Le cas Robert Moreno : quand ChatGPT s’invite sur le banc d’un club de football et déclenche un scandale
Dans le monde du football, où tactiques, intuition et expérience humaine règnent en maîtres, une affaire rocambolesque a fait le tour du monde début 2026. Robert Moreno, ancien sélectionneur de l’Espagne et adjoint de Luis Enrique lors de la victoire à l’Euro 2016, a été limogé du FC Sochi (club russe) en raison d’un recours massif à ChatGPT pour diriger l’équipe. Cette décision, qui a conduit à la relégation du club en deuxième division, est devenue un symbole des limites de l’intelligence artificielle dans le sport de haut niveau.
Né en 1977, Robert Moreno a gravi les échelons en Espagne : adjoint de Luis Enrique au FC Barcelone (2014-2017), puis à la Roja (2018-2019), il assure même l’intérim comme sélectionneur principal en 2019 après le limogeage de Luis Rubiales. Il entraîne ensuite le Grenade CF (2021-2022) avant de rebondir à l’étranger.

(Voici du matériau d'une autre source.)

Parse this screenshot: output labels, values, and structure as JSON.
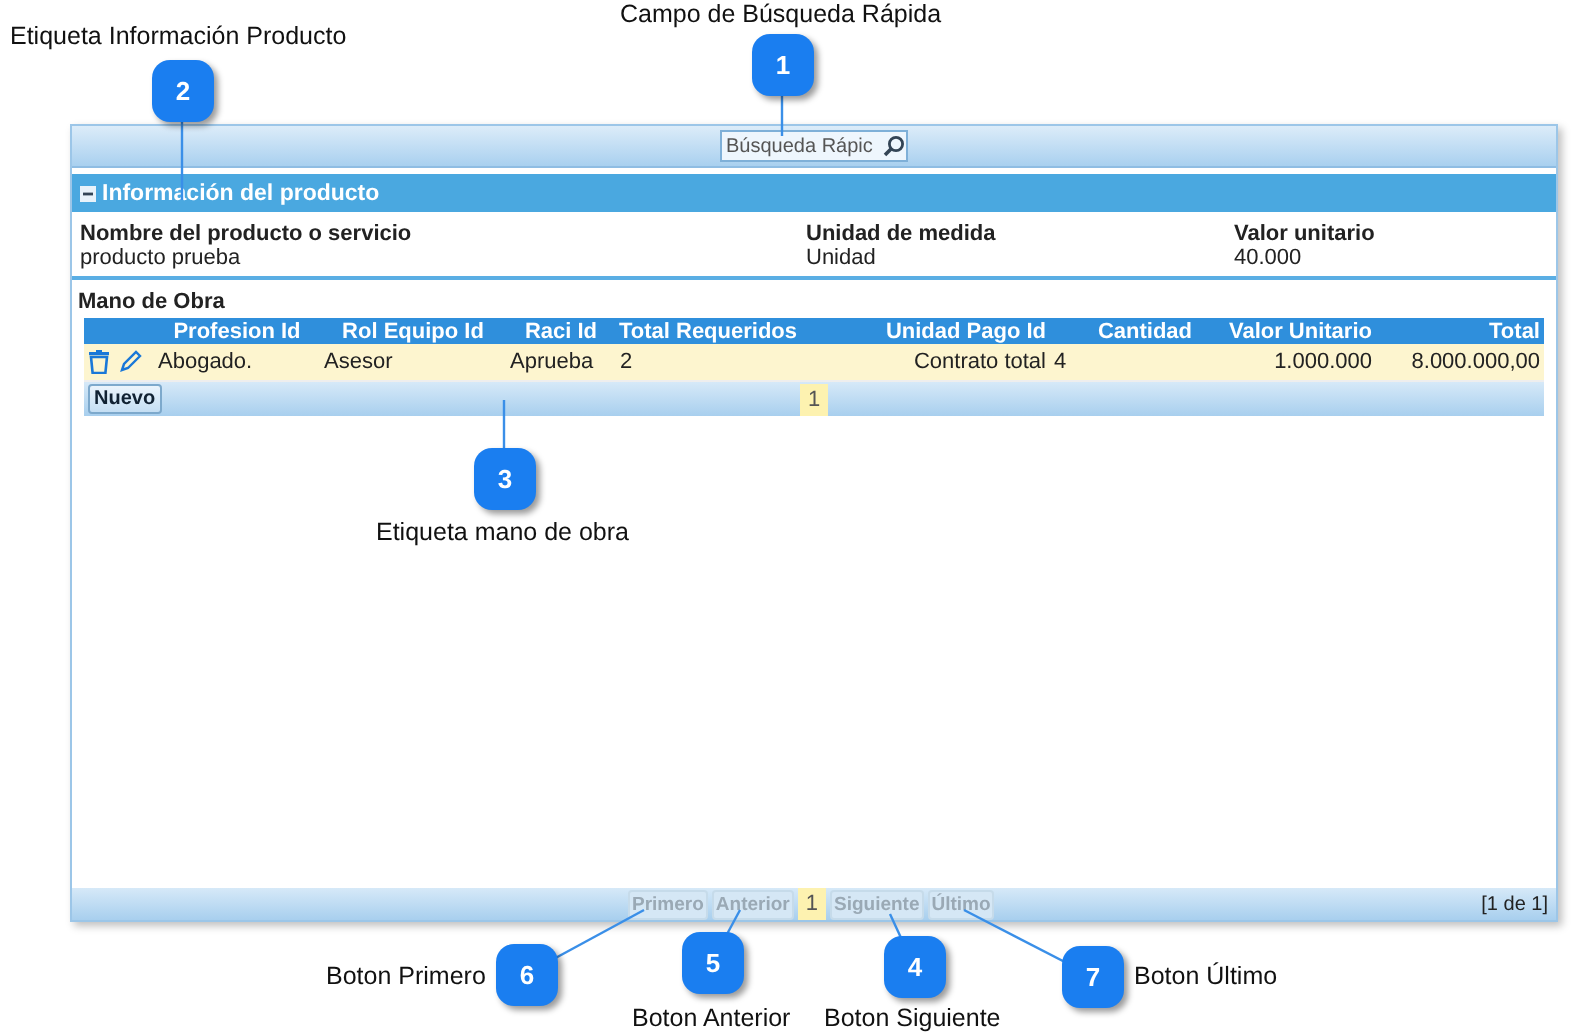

En 2024, il signe au FC Sochi, club de la Premier League russe, avec l’ambition de stabiliser l’équipe et d’éviter la descente. Mais dès son arrivée, les résultats sont catastrophiques : seulement un point pris en sept matchs au début de la saison 2025-2026, une série de quatorze matchs sans victoire et une défense perméable. Moreno est limogé en septembre 2025, laissant le club relégué en First League russe.
Quelques mois plus tard, en janvier 2026, l’ancien directeur général adjoint du club, Andrei Orlov, lâche une bombe dans une interview : selon lui, Moreno utilisait ChatGPT de manière intensive pour presque tout, de la préparation des séances d’entraînement et des plans de récupération, au choix des tactiques et des compositions d’équipe, en passant par la planification des voyages et des itinéraires. Il aurait même utilisé l’IA pour le recrutement, en saisissant des données de joueurs via Wyscout pour obtenir des évaluations de profils. L’un des exemples les plus commentés concerne l’attaquant Shushenachev, recommandé par l’IA comme meilleur choix parmi plusieurs options, mais qui n’inscrit aucun but en dix matchs.
Le clou du scandale est un déplacement à Khabarovsk où ChatGPT aurait suggéré un programme de récupération extrême, consistant à rester éveillé vingt-huit heures d’affilée avant le match pour “optimiser la fatigue”. Moreno l’aurait appliqué sans adaptation, ignorant la physiologie humaine. Les joueurs finissent épuisés et le club s’incline. Orlov accuse l’entraîneur d’avoir délégué son jugement à une IA, créant un manque d’empathie, une obsession pour la possession sans prioriser les coups de pied arrêtés, et provoquant des décisions absurdes.
L’entraîneur espagnol dément fermement ces allégations dans une déclaration : « Je n’ai jamais utilisé ChatGPT (ni aucune IA) pour préparer des matchs, décider des compositions ou planifier des entraînements. Ce sont des accusations infondées. » Il insiste sur le fait que son limogeage est dû aux mauvais résultats, et non à une “obsession technologique”.
Cette histoire pose une question majeure : jusqu’où l’IA peut-elle remplacer l’humain dans le football ? Si Moreno a pu expérimenter des outils numériques comme beaucoup d’entraîneurs modernes, l’excès allégué a servi de bouc émissaire à une saison ratée. Pour le FC Sochi, l’épisode illustre que l’intelligence artificielle peut assister, mais pas remplacer l’expérience, l’instinct et la capacité d’adaptation. Moreno espère désormais rebondir ailleurs probablement sans taper ses plans sur un clavier d’IA. Une leçon coûteuse pour le football russe… et un buzz mondial pour l’intelligence artificielle.